Role of Terlipressin in Managing Refractory Ascites in Cirrhosis
Terlipressin is not currently recommended as a primary treatment for refractory ascites in cirrhosis, but may have a beneficial role as adjunctive therapy in selected patients, particularly those with concurrent hepatorenal syndrome. 1
Current Evidence for Terlipressin in Refractory Ascites
Primary Treatment Approaches
Refractory ascites in cirrhosis is primarily managed through:
- Maximum diuretic therapy
- Albumin administration
- Large volume paracentesis
- TIPS (transjugular intrahepatic portosystemic shunt) in selected cases
Terlipressin's Mechanism in Ascites
Terlipressin works by:
- Causing vasoconstriction of the splanchnic vascular bed
- Increasing mean arterial pressure
- Improving renal perfusion and glomerular filtration rate
- Potentially enhancing sodium excretion
Specific Clinical Scenarios Where Terlipressin May Be Beneficial
1. Refractory Ascites with Hepatorenal Syndrome (HRS)

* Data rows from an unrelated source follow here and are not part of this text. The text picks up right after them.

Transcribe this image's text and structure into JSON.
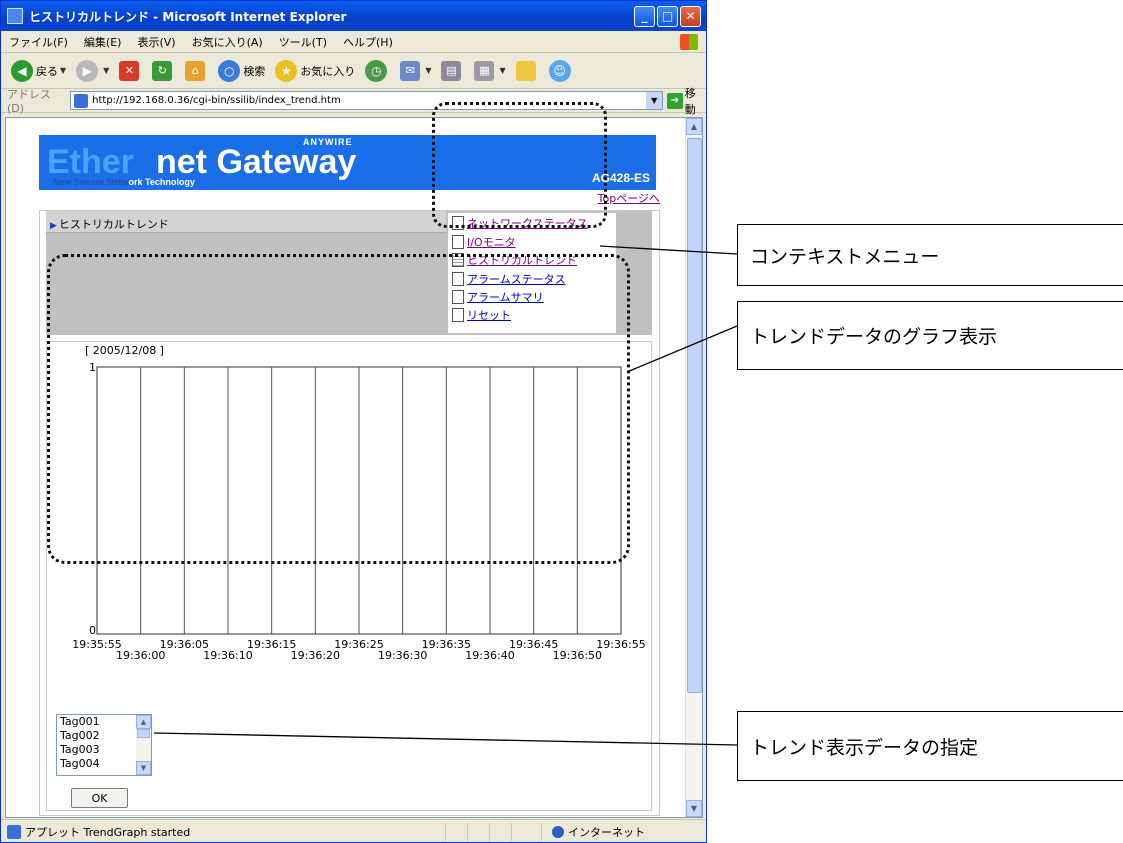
{
  "window": {
    "title": "ヒストリカルトレンド - Microsoft Internet Explorer",
    "menu": [
      "ファイル(F)",
      "編集(E)",
      "表示(V)",
      "お気に入り(A)",
      "ツール(T)",
      "ヘルプ(H)"
    ],
    "toolbar": {
      "back": "戻る",
      "search": "検索",
      "favorites": "お気に入り"
    },
    "address_label": "アドレス(D)",
    "address_url": "http://192.168.0.36/cgi-bin/ssilib/index_trend.htm",
    "go_label": "移動",
    "status_text": "アプレット TrendGraph started",
    "zone_text": "インターネット"
  },
  "page": {
    "banner": {
      "part1": "Ether",
      "part2": "net Gateway",
      "brand": "ANYWIRE",
      "tagline_a": "New Sensor Netw",
      "tagline_b": "ork Technology",
      "model": "AG428-ES"
    },
    "top_link": "Topページへ",
    "breadcrumb": "ヒストリカルトレンド",
    "context_menu": [
      {
        "label": "ネットワークステータス",
        "visited": true
      },
      {
        "label": "I/Oモニタ",
        "visited": true
      },
      {
        "label": "ヒストリカルトレンド",
        "visited": true
      },
      {
        "label": "アラームステータス",
        "visited": false
      },
      {
        "label": "アラームサマリ",
        "visited": false
      },
      {
        "label": "リセット",
        "visited": false
      }
    ],
    "tag_list": [
      "Tag001",
      "Tag002",
      "Tag003",
      "Tag004"
    ],
    "ok_label": "OK"
  },
  "chart_data": {
    "type": "line",
    "title": "[ 2005/12/08 ]",
    "y_max_label": "1",
    "y_min_label": "0",
    "ylim": [
      0,
      1
    ],
    "x_ticks_top": [
      "19:35:55",
      "19:36:05",
      "19:36:15",
      "19:36:25",
      "19:36:35",
      "19:36:45",
      "19:36:55"
    ],
    "x_ticks_bottom": [
      "19:36:00",
      "19:36:10",
      "19:36:20",
      "19:36:30",
      "19:36:40",
      "19:36:50"
    ],
    "grid": true,
    "series": []
  },
  "callouts": {
    "context_menu": "コンテキストメニュー",
    "graph": "トレンドデータのグラフ表示",
    "selector": "トレンド表示データの指定"
  },
  "colors": {
    "banner_blue": "#1a6ee8",
    "visited_link": "#800080",
    "link": "#0000cc"
  }
}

When refractory ascites is complicated by HRS-AKI (acute kidney injury):
- Terlipressin combined with albumin is the most effective pharmacological treatment 1
- Dosing: 1 mg every 4-6 hours, increased to maximum 2 mg/4-6 hours if no reduction in serum creatinine by 25% after 3 days 1
- Treatment duration: Until serum creatinine decreases below 1.5 mg/dl 1
- Response rate: 40-50% of patients 1
2. Prevention of Paracentesis-Induced Circulatory Dysfunction
- Terlipressin may help prevent circulatory dysfunction after large volume paracentesis 2
- This is achieved by increasing mean arterial pressure and systemic vascular resistance 2
3. Refractory Ascites Without HRS
Limited evidence suggests potential benefit:
- One study showed synergistic effect when terlipressin was added to albumin plus diuretics in refractory ascites 3
- Complete response was observed in 16/26 patients with refractory ascites 3
- May improve hemodynamics by decreasing heart rate and cardiac output while increasing mean arterial pressure 2
Important Monitoring and Safety Considerations
Adverse Effects to Monitor
Cardiovascular complications (12% of patients) 1:
- Angina
- Arrhythmias
- Digital ischemia
Respiratory complications (8-30% of patients) 1:
- Pulmonary edema
- Respiratory failure, especially in patients with:
- ACLF-3 (acute-on-chronic liver failure grade 3)
- Baseline hypoxemia
- Higher mean arterial pressure at baseline
Gastrointestinal effects 1:
- Abdominal pain
- Diarrhea (due to increased intestinal motility)
Contraindications
- Known ischemic conditions
- Severe cardiovascular disease
- Caution in patients with cardiac failure or underlying respiratory conditions 1
Predictors of Response to Terlipressin
Better outcomes are associated with:
- Serum bilirubin ≤10 mg/dL 1
- Serum creatinine ≤5 mg/dL 1
- Increase in mean arterial pressure ≥5 mmHg with treatment 1
- Lower grades of acute-on-chronic liver failure 1
Administration Considerations
- Standard regimen: 1 mg IV every 4-6 hours for up to 14 days 1
- Alternative: Continuous infusion (starting at 2 mg/day, increased to maximum 12 mg/day) may achieve similar efficacy with lower total daily dose and fewer side effects 1
- Albumin co-administration: 1 g/kg on day 1, followed by 40 g/day 1
- Monitoring: Close observation for pulmonary edema, especially in patients with cirrhotic cardiomyopathy 1
Conclusion for Clinical Practice
While terlipressin is well-established for HRS treatment, its routine use for refractory ascites without HRS remains investigational. The strongest evidence supports its use in patients with refractory ascites complicated by HRS, where it significantly improves renal function and may enhance survival in responders. For patients with refractory ascites without HRS, terlipressin may be considered as an adjunctive therapy when standard treatments have failed, but more robust evidence is needed before it can be recommended as standard care.